I wrote all this text about mech piloting to explain how good it feels to actually use the robot backpack. You crouch, and it crouches. You step, and it steps. You throw a little baby punch, and it haymakers a building into oblivion. It is lovelier than a rose. But there is so little gameplay to explore. My game design experience is pretty minimal (Game Builder Garage review incoming!), and I bet it wouldn't have been cost effective, but I wish they would have expanded the world to crush stuff as the robot. It is fun to live out my childhood dream of piloting a mech and upending a whole downtown district, but I wish there was a bit more content there. Because as is, it barely feels like a minigame. But the kernel that is there is so crunchy and good, you walk away wishing for more.

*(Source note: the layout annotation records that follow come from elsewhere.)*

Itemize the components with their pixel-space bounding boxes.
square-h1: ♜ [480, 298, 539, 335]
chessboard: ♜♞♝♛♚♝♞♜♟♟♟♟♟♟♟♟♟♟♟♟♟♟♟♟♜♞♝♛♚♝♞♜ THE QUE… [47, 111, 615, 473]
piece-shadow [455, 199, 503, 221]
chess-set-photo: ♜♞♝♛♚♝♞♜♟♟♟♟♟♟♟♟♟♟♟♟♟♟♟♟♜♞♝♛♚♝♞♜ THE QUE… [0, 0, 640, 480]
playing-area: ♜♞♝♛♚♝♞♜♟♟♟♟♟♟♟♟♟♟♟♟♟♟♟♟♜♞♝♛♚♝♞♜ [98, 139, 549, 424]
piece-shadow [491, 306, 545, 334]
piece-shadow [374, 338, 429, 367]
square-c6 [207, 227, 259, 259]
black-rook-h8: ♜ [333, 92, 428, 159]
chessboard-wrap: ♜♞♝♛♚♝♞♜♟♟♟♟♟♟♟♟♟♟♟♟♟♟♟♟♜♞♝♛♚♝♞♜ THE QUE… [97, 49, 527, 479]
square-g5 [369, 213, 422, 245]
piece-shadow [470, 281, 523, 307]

*RIP to a real one. Grandma Schluchter stocked her fridge full of Yoohoo even into my 20s because I said I liked it as a child. What a cool person.
**By the way, G Gundam is weirdly prejudicial in hindsight. Every country is represented by a mobile suit, many of which are based on stereotypes. It still holds a warm place in my heart though, and I will always love the windmill Gundam for the Netherlands.